Le parrainage est un outil parmi les plus efficaces pour faciliter l’accès à l’emploi de personnes rencontrant des difficultés d’insertion professionnelle. Le taux de sorties positives le démontre : il s’élève à de près de 65 % pour l’ensemble des personnes parrainées (CDI, CDD de 6 mois et plus, alternance et formation de plus de 6 mois) alors que près de la moitié de ces personnes ont un niveau de formation inférieur au Bac. Le parrainage est particulièrement pertinent pour les jeunes des quartiers prioritaires de la politique de la ville qui seront ciblés en priorité dans le cadre du plan national de développement du parrainage. Dans cette perspective, le CGET soutient ce dispositif à hauteur de 2 millions d’euros chaque année sur les crédits de la politique de la ville.
Objectif : passer de 30 000 à 60 000 jeunes accompagnés chaque année d’ici 2017.

 

La mobilisation des dispositifs de droit commun en faveur des quartiers prioritaires

Le contrat starter

Réservé plus spécialement aux jeunes décrocheurs de moins de 30 ans en difficulté d’insertion, avec un ciblage de ceux qui habitent les quartiers, le contrat starter est un dispositif réservé au secteur marchand qui permet aux entreprises de bénéficier d’une aide financière égale à 45 % du Smic sur une durée pouvant aller jusqu’à vingt-quatre mois.
En chiffres : à la fin octobre 2015, 10 400 jeunes bénéficient du dispositif dont près d’un quart réside dans un QPV.

 

Les emplois d’avenir

L’emploi d’avenir est une forme de contrat aidé réservé aux jeunes. Il permet aux employeurs, essentiellement du secteur non marchand, de bénéficier d’une prise en charge par l’État de 75% du montant brut de la rémunération du jeune (35% pour les employeurs du secteur marchand) pendant une durée maximale de 3 ans en contrepartie de l’embauche pour une durée minimale de douze mois d’un jeune de 16 à 25 ans, pas ou peu diplômé, n’étant ni en emploi, ni en formation.
Objectif : 30 % des bénéficiaires résidant en QPV.

 

Les clauses d’insertion

Le recours aux clauses d’insertion dans les marchés publics, mais également privés, constitue un outil efficace pour permettre aux habitants des quartiers d’accéder à un emploi et une qualification professionnelle. Pour renforcer l’accès des habitants des quartiers aux heures d’insertion tout en veillant à construire des parcours vers un emploi durable, le CGET accompagne la dynamique de généralisation des clauses à plusieurs niveaux :

 À travers le nouveau programme de renouvellement urbain (NPNRU) dans le cadre duquel une charte d’insertion a été adoptée par l’Agence nationale de la rénovation urbaine (Anru). Cette charte prévoit notamment que les porteurs de projet s’engagent à réserver aux résidents des QPV :

  • au moins 5 % des heures travaillées dans le cadre des chantiers de renouvellement urbain ;
  • au moins 10 % des heures travailleurs dans le cadre des marchés liés à la gestion urbaine de proximité (entretien des espaces, tri sélectif) ;
  • des embauches liées à l’ingénierie des projets, au fonctionnement des équipements et aux actions d’accompagnement (relogement).

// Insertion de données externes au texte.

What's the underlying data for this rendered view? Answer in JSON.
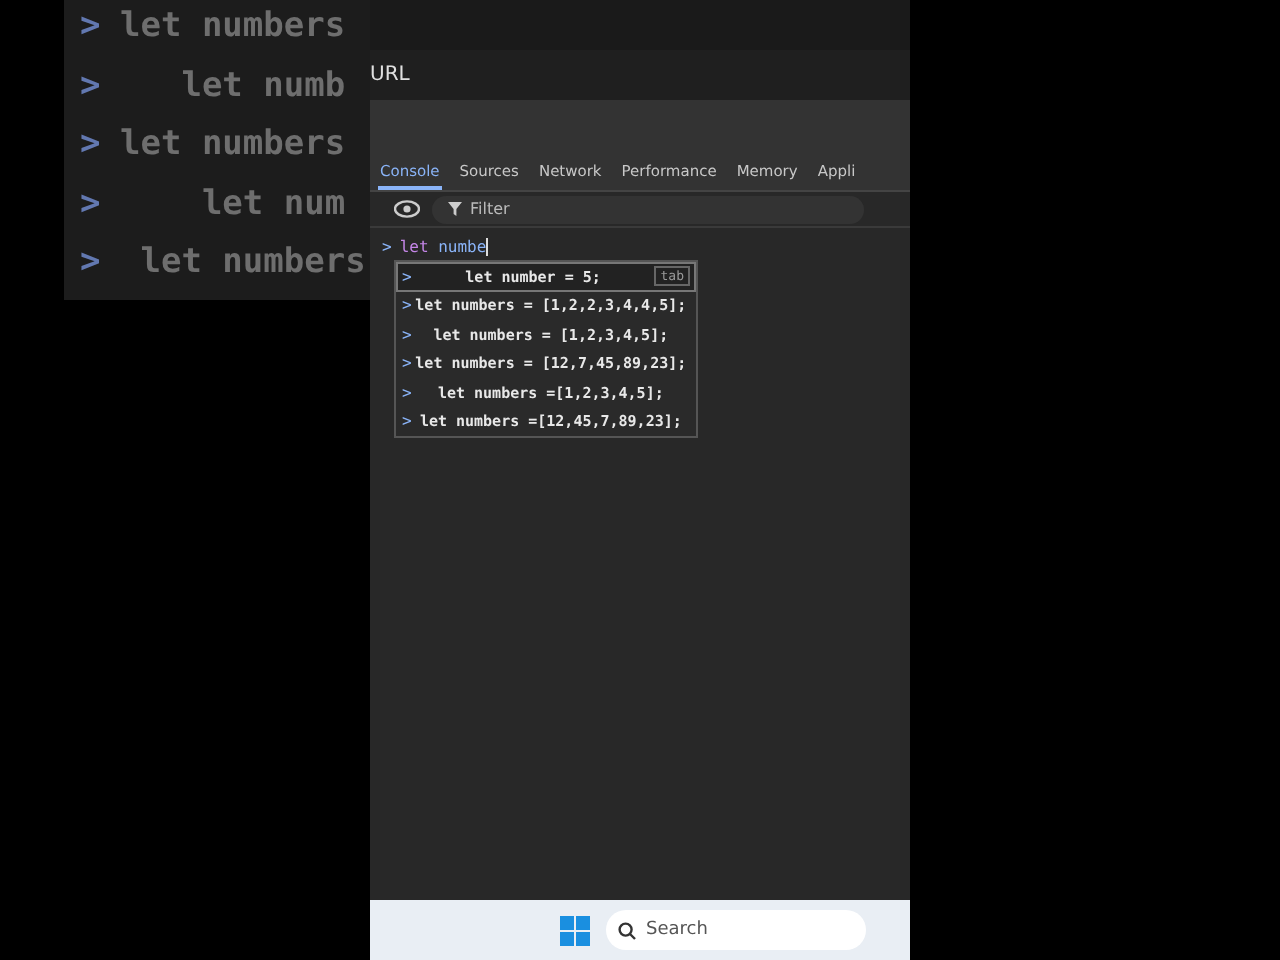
{
  "zoom_overlay": {
    "lines": [
      {
        "prompt": ">",
        "text": "let numbers"
      },
      {
        "prompt": ">",
        "text": "   let numb"
      },
      {
        "prompt": ">",
        "text": "let numbers"
      },
      {
        "prompt": ">",
        "text": "    let num"
      },
      {
        "prompt": ">",
        "text": " let numbers"
      }
    ]
  },
  "address_bar": {
    "text": "URL"
  },
  "tabs": [
    {
      "label": "Console",
      "selected": true
    },
    {
      "label": "Sources",
      "selected": false
    },
    {
      "label": "Network",
      "selected": false
    },
    {
      "label": "Performance",
      "selected": false
    },
    {
      "label": "Memory",
      "selected": false
    },
    {
      "label": "Appli",
      "selected": false
    }
  ],
  "toolbar": {
    "filter_placeholder": "Filter"
  },
  "console": {
    "prompt": ">",
    "input_keyword": "let",
    "input_rest": "numbe",
    "suggestions": [
      {
        "prompt": ">",
        "text": "let number = 5;",
        "hint": "tab",
        "selected": true
      },
      {
        "prompt": ">",
        "text": "let numbers = [1,2,2,3,4,4,5];",
        "selected": false
      },
      {
        "prompt": ">",
        "text": "let numbers = [1,2,3,4,5];",
        "selected": false
      },
      {
        "prompt": ">",
        "text": "let numbers = [12,7,45,89,23];",
        "selected": false
      },
      {
        "prompt": ">",
        "text": "let numbers =[1,2,3,4,5];",
        "selected": false
      },
      {
        "prompt": ">",
        "text": "let numbers =[12,45,7,89,23];",
        "selected": false
      }
    ]
  },
  "taskbar": {
    "search_placeholder": "Search"
  }
}
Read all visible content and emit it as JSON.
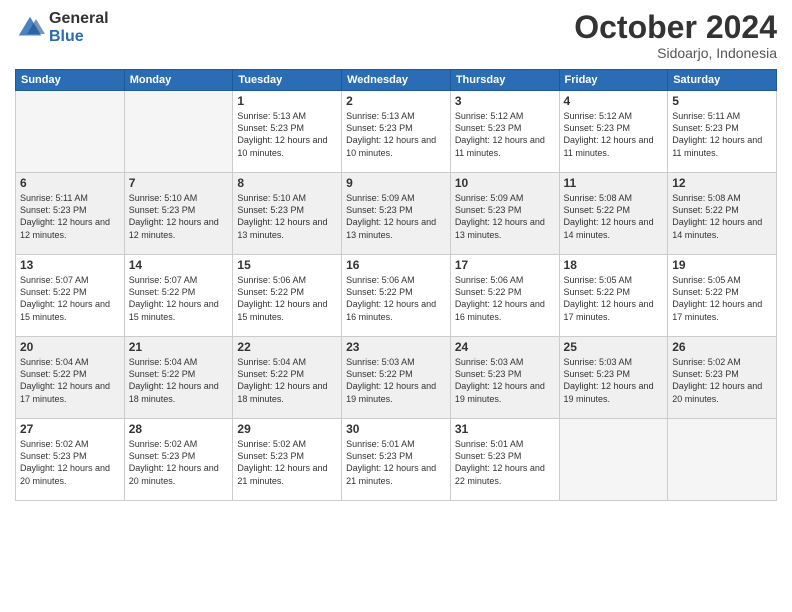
{
  "logo": {
    "general": "General",
    "blue": "Blue"
  },
  "header": {
    "month": "October 2024",
    "location": "Sidoarjo, Indonesia"
  },
  "weekdays": [
    "Sunday",
    "Monday",
    "Tuesday",
    "Wednesday",
    "Thursday",
    "Friday",
    "Saturday"
  ],
  "weeks": [
    [
      {
        "day": "",
        "detail": ""
      },
      {
        "day": "",
        "detail": ""
      },
      {
        "day": "1",
        "detail": "Sunrise: 5:13 AM\nSunset: 5:23 PM\nDaylight: 12 hours\nand 10 minutes."
      },
      {
        "day": "2",
        "detail": "Sunrise: 5:13 AM\nSunset: 5:23 PM\nDaylight: 12 hours\nand 10 minutes."
      },
      {
        "day": "3",
        "detail": "Sunrise: 5:12 AM\nSunset: 5:23 PM\nDaylight: 12 hours\nand 11 minutes."
      },
      {
        "day": "4",
        "detail": "Sunrise: 5:12 AM\nSunset: 5:23 PM\nDaylight: 12 hours\nand 11 minutes."
      },
      {
        "day": "5",
        "detail": "Sunrise: 5:11 AM\nSunset: 5:23 PM\nDaylight: 12 hours\nand 11 minutes."
      }
    ],
    [
      {
        "day": "6",
        "detail": "Sunrise: 5:11 AM\nSunset: 5:23 PM\nDaylight: 12 hours\nand 12 minutes."
      },
      {
        "day": "7",
        "detail": "Sunrise: 5:10 AM\nSunset: 5:23 PM\nDaylight: 12 hours\nand 12 minutes."
      },
      {
        "day": "8",
        "detail": "Sunrise: 5:10 AM\nSunset: 5:23 PM\nDaylight: 12 hours\nand 13 minutes."
      },
      {
        "day": "9",
        "detail": "Sunrise: 5:09 AM\nSunset: 5:23 PM\nDaylight: 12 hours\nand 13 minutes."
      },
      {
        "day": "10",
        "detail": "Sunrise: 5:09 AM\nSunset: 5:23 PM\nDaylight: 12 hours\nand 13 minutes."
      },
      {
        "day": "11",
        "detail": "Sunrise: 5:08 AM\nSunset: 5:22 PM\nDaylight: 12 hours\nand 14 minutes."
      },
      {
        "day": "12",
        "detail": "Sunrise: 5:08 AM\nSunset: 5:22 PM\nDaylight: 12 hours\nand 14 minutes."
      }
    ],
    [
      {
        "day": "13",
        "detail": "Sunrise: 5:07 AM\nSunset: 5:22 PM\nDaylight: 12 hours\nand 15 minutes."
      },
      {
        "day": "14",
        "detail": "Sunrise: 5:07 AM\nSunset: 5:22 PM\nDaylight: 12 hours\nand 15 minutes."
      },
      {
        "day": "15",
        "detail": "Sunrise: 5:06 AM\nSunset: 5:22 PM\nDaylight: 12 hours\nand 15 minutes."
      },
      {
        "day": "16",
        "detail": "Sunrise: 5:06 AM\nSunset: 5:22 PM\nDaylight: 12 hours\nand 16 minutes."
      },
      {
        "day": "17",
        "detail": "Sunrise: 5:06 AM\nSunset: 5:22 PM\nDaylight: 12 hours\nand 16 minutes."
      },
      {
        "day": "18",
        "detail": "Sunrise: 5:05 AM\nSunset: 5:22 PM\nDaylight: 12 hours\nand 17 minutes."
      },
      {
        "day": "19",
        "detail": "Sunrise: 5:05 AM\nSunset: 5:22 PM\nDaylight: 12 hours\nand 17 minutes."
      }
    ],
    [
      {
        "day": "20",
        "detail": "Sunrise: 5:04 AM\nSunset: 5:22 PM\nDaylight: 12 hours\nand 17 minutes."
      },
      {
        "day": "21",
        "detail": "Sunrise: 5:04 AM\nSunset: 5:22 PM\nDaylight: 12 hours\nand 18 minutes."
      },
      {
        "day": "22",
        "detail": "Sunrise: 5:04 AM\nSunset: 5:22 PM\nDaylight: 12 hours\nand 18 minutes."
      },
      {
        "day": "23",
        "detail": "Sunrise: 5:03 AM\nSunset: 5:22 PM\nDaylight: 12 hours\nand 19 minutes."
      },
      {
        "day": "24",
        "detail": "Sunrise: 5:03 AM\nSunset: 5:23 PM\nDaylight: 12 hours\nand 19 minutes."
      },
      {
        "day": "25",
        "detail": "Sunrise: 5:03 AM\nSunset: 5:23 PM\nDaylight: 12 hours\nand 19 minutes."
      },
      {
        "day": "26",
        "detail": "Sunrise: 5:02 AM\nSunset: 5:23 PM\nDaylight: 12 hours\nand 20 minutes."
      }
    ],
    [
      {
        "day": "27",
        "detail": "Sunrise: 5:02 AM\nSunset: 5:23 PM\nDaylight: 12 hours\nand 20 minutes."
      },
      {
        "day": "28",
        "detail": "Sunrise: 5:02 AM\nSunset: 5:23 PM\nDaylight: 12 hours\nand 20 minutes."
      },
      {
        "day": "29",
        "detail": "Sunrise: 5:02 AM\nSunset: 5:23 PM\nDaylight: 12 hours\nand 21 minutes."
      },
      {
        "day": "30",
        "detail": "Sunrise: 5:01 AM\nSunset: 5:23 PM\nDaylight: 12 hours\nand 21 minutes."
      },
      {
        "day": "31",
        "detail": "Sunrise: 5:01 AM\nSunset: 5:23 PM\nDaylight: 12 hours\nand 22 minutes."
      },
      {
        "day": "",
        "detail": ""
      },
      {
        "day": "",
        "detail": ""
      }
    ]
  ]
}
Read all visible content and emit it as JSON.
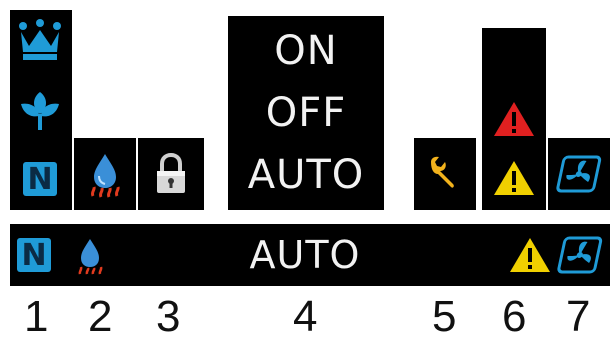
{
  "panel": {
    "mode_on": "ON",
    "mode_off": "OFF",
    "mode_auto": "AUTO",
    "n_letter": "N"
  },
  "bar": {
    "mode_text": "AUTO",
    "n_letter": "N"
  },
  "numbers": [
    "1",
    "2",
    "3",
    "4",
    "5",
    "6",
    "7"
  ],
  "colors": {
    "background": "#000000",
    "icon_blue": "#1f9bd7",
    "warning_red": "#e02020",
    "warning_yellow": "#f0d000",
    "wrench_yellow": "#f2b21c",
    "flame_red": "#e03a1e"
  },
  "icons": [
    "crown-icon",
    "leaf-icon",
    "n-mode-icon",
    "water-heat-icon",
    "lock-icon",
    "wrench-icon",
    "warning-red-icon",
    "warning-yellow-icon",
    "fan-icon"
  ]
}
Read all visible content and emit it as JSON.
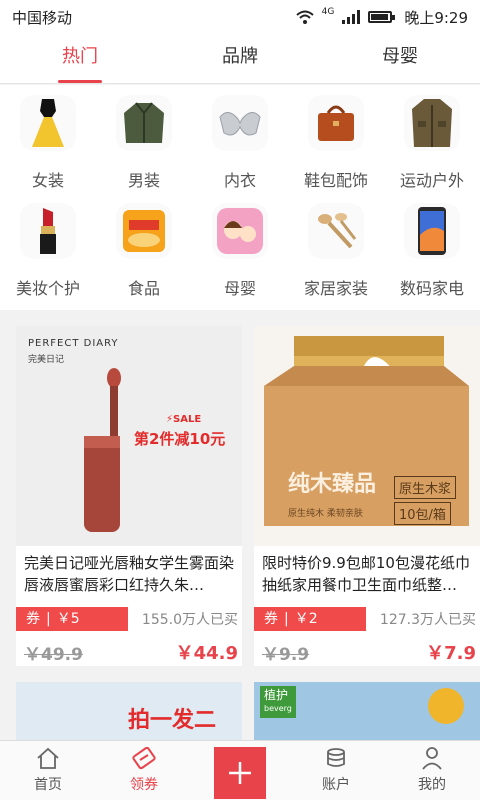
{
  "status": {
    "carrier": "中国移动",
    "network": "4G",
    "time": "晚上9:29"
  },
  "tabs": [
    {
      "label": "热门",
      "active": true
    },
    {
      "label": "品牌",
      "active": false
    },
    {
      "label": "母婴",
      "active": false
    }
  ],
  "categories": [
    {
      "label": "女装",
      "icon": "dress-icon"
    },
    {
      "label": "男装",
      "icon": "jacket-icon"
    },
    {
      "label": "内衣",
      "icon": "bra-icon"
    },
    {
      "label": "鞋包配饰",
      "icon": "handbag-icon"
    },
    {
      "label": "运动户外",
      "icon": "coat-icon"
    },
    {
      "label": "美妆个护",
      "icon": "lipstick-icon"
    },
    {
      "label": "食品",
      "icon": "snack-icon"
    },
    {
      "label": "母婴",
      "icon": "baby-icon"
    },
    {
      "label": "家居家装",
      "icon": "spoons-icon"
    },
    {
      "label": "数码家电",
      "icon": "phone-icon"
    }
  ],
  "products": [
    {
      "title": "完美日记哑光唇釉女学生雾面染唇液唇蜜唇彩口红持久朱…",
      "coupon_label": "券",
      "coupon_value": "￥5",
      "sold": "155.0万人已买",
      "original_price": "￥49.9",
      "price": "￥44.9",
      "image": {
        "brand": "PERFECT DIARY",
        "brand_cn": "完美日记",
        "sale": "SALE",
        "promo": "第2件减10元"
      }
    },
    {
      "title": "限时特价9.9包邮10包漫花纸巾抽纸家用餐巾卫生面巾纸整…",
      "coupon_label": "券",
      "coupon_value": "￥2",
      "sold": "127.3万人已买",
      "original_price": "￥9.9",
      "price": "￥7.9",
      "image": {
        "box_text": "纯木臻品",
        "tag1": "原生木浆",
        "tag2": "10包/箱",
        "small": "原生纯木 柔韧亲肤"
      }
    }
  ],
  "partial_products": [
    {
      "promo": "拍一发二"
    },
    {
      "brand": "植护",
      "brand_en": "beverg"
    }
  ],
  "bottom_nav": [
    {
      "label": "首页",
      "icon": "home-icon",
      "active": false
    },
    {
      "label": "领券",
      "icon": "coupon-icon",
      "active": true
    },
    {
      "label": "",
      "icon": "plus-icon",
      "active": false
    },
    {
      "label": "账户",
      "icon": "coins-icon",
      "active": false
    },
    {
      "label": "我的",
      "icon": "user-icon",
      "active": false
    }
  ],
  "colors": {
    "accent": "#e8424b",
    "coupon": "#f14a4a"
  }
}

► Dans l’ensemble des contrats de ville, en mobilisant les différents acteurs locaux et les moyens du droit commun, pour développer diverses actions visant à faciliter le recours aux clauses (démarches de gestion prévisionnelle des emplois et compétences, renforcement de l’ingénierie locale, soutien au développement d’ateliers et chantiers d’insertion…). Pour renforcer le poids de ces actions dans les quartiers, plus de 4,5 millions d’euros sont mobilisés sur les crédits de la politique de la ville chaque année en faveur de l’insertion par l’activité économique.